La segunda estación ,si progresa el consumo es de tipo A-MOTIVACIONAL o sea la pérdida de interés y la apatización de la conducta .Ya empieza a fallar en la escuela y la memoria empieza a tener amnesia, la atención empieza a responder con inatención, la función ejecutiva muestra fallas en la capacidad de planificar , la conducta puede fluctuar entre la actividad sin finalidad y en donde prima el desinterés por las normas y la desinhibición y la emoción empieza a mostrar labilidad e impulsividad.

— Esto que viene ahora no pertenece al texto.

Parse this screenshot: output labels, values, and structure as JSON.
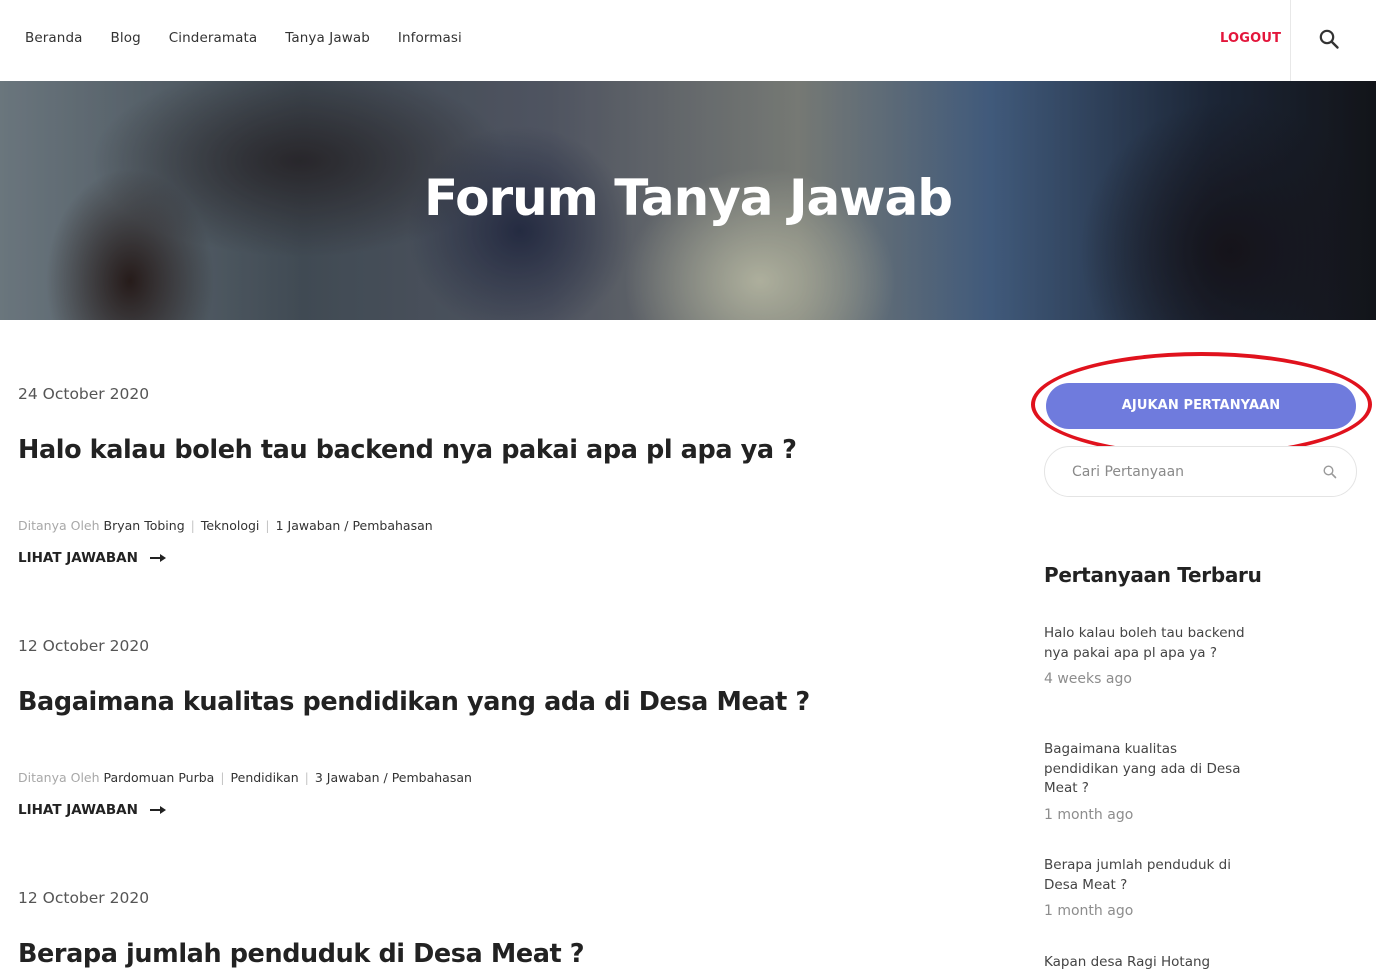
{
  "nav": {
    "links": [
      "Beranda",
      "Blog",
      "Cinderamata",
      "Tanya Jawab",
      "Informasi"
    ],
    "logout_label": "LOGOUT"
  },
  "hero": {
    "title": "Forum Tanya Jawab"
  },
  "posts": [
    {
      "date": "24 October 2020",
      "title": "Halo kalau boleh tau backend nya pakai apa pl apa ya ?",
      "asked_by_label": "Ditanya Oleh",
      "author": "Bryan Tobing",
      "category": "Teknologi",
      "answers": "1 Jawaban / Pembahasan",
      "link_label": "LIHAT JAWABAN"
    },
    {
      "date": "12 October 2020",
      "title": "Bagaimana kualitas pendidikan yang ada di Desa Meat ?",
      "asked_by_label": "Ditanya Oleh",
      "author": "Pardomuan Purba",
      "category": "Pendidikan",
      "answers": "3 Jawaban / Pembahasan",
      "link_label": "LIHAT JAWABAN"
    },
    {
      "date": "12 October 2020",
      "title": "Berapa jumlah penduduk di Desa Meat ?"
    }
  ],
  "sidebar": {
    "ask_button": "AJUKAN PERTANYAAN",
    "search_placeholder": "Cari Pertanyaan",
    "recent_title": "Pertanyaan Terbaru",
    "recent": [
      {
        "title": "Halo kalau boleh tau backend nya pakai apa pl apa ya ?",
        "time": "4 weeks ago"
      },
      {
        "title": "Bagaimana kualitas pendidikan yang ada di Desa Meat ?",
        "time": "1 month ago"
      },
      {
        "title": "Berapa jumlah penduduk di Desa Meat ?",
        "time": "1 month ago"
      },
      {
        "title": "Kapan desa Ragi Hotang"
      }
    ]
  },
  "colors": {
    "accent_button": "#6f7bdd",
    "logout": "#e3163b",
    "highlight_ring": "#e0121d"
  }
}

La tercer estación es la DEPRESION. El paso depresivo se muestra en la baja amplitud atencional, el déficit para gestionar en la realidad, la ralentización de las conductas y los pensamientos y la vida emocional fluctúa entre la abulia y la apatía. Las anomalías del sistema nervioso son evidentes y son detectables también por las modernas técnicas de neuro-imágenes y comienza a “apagarse” el lóbulo frontal que es el CEO de nuestra vida (estación superior de humanización y refinamiento sublimatorio). Por último nos esperarán los SINTOMAS PSICOTICOS .Los servicios de atención a drogadependientes están en estos momentos atestados de pacientes que se denominan de DOBLE DIAGNOSTICO. Son los más difíciles en atender porque la adicción se une a profundos trastornos de la personalidad con alucinaciones, delirios o sea con pérdida de la noción de realidad. Ya las alteraciones del sistema nervioso son mucho más claras y evidentes.

CUIDAR LA SALUD MENTAL

Cuidar la salud mental herida por el consumo y el abuso de drogas implica una verdadera estrategia de salud mental que creo pasa por tres ejes : a. darle a nuestros jóvenes lo que se denomina en la actualidad “ambientes enriquecidos “ o sea familia, contención , escuela , dignidad y valores entre otras cosas ya que esto es un factor de protección muy fuerte ; b. ayudarlos a manejar sin químicos y narcóticos los problemas o trastornos psíquicos que tenemos en nuestra vida todos así como la fiesta y los placeres recreativos ; c. enseñarles y educarlos que las drogas fomentan disfunciones de las transmisiones nerviosas que lesionan nuestra voluntad y hace que actuemos automáticamente observando , ya apatizados , lo que hace el Otro que paradójicamente somos nosotros mismos disociados. Triunfo del Otro de la dependencia sobre nosotros mismos. Esto tiene una base nerviosa y es la perdida de nuestra libertad.

Llegamos a destino en nuestro viaje .En mi la noticia dura se transformó en una experiencia de crecimiento emocional y de pensamiento sobre nosotros mismos. Al taxista creo que también.

Juan Alberto Yaria
Director General GRADIVA-Rehabilitación en Adicciones.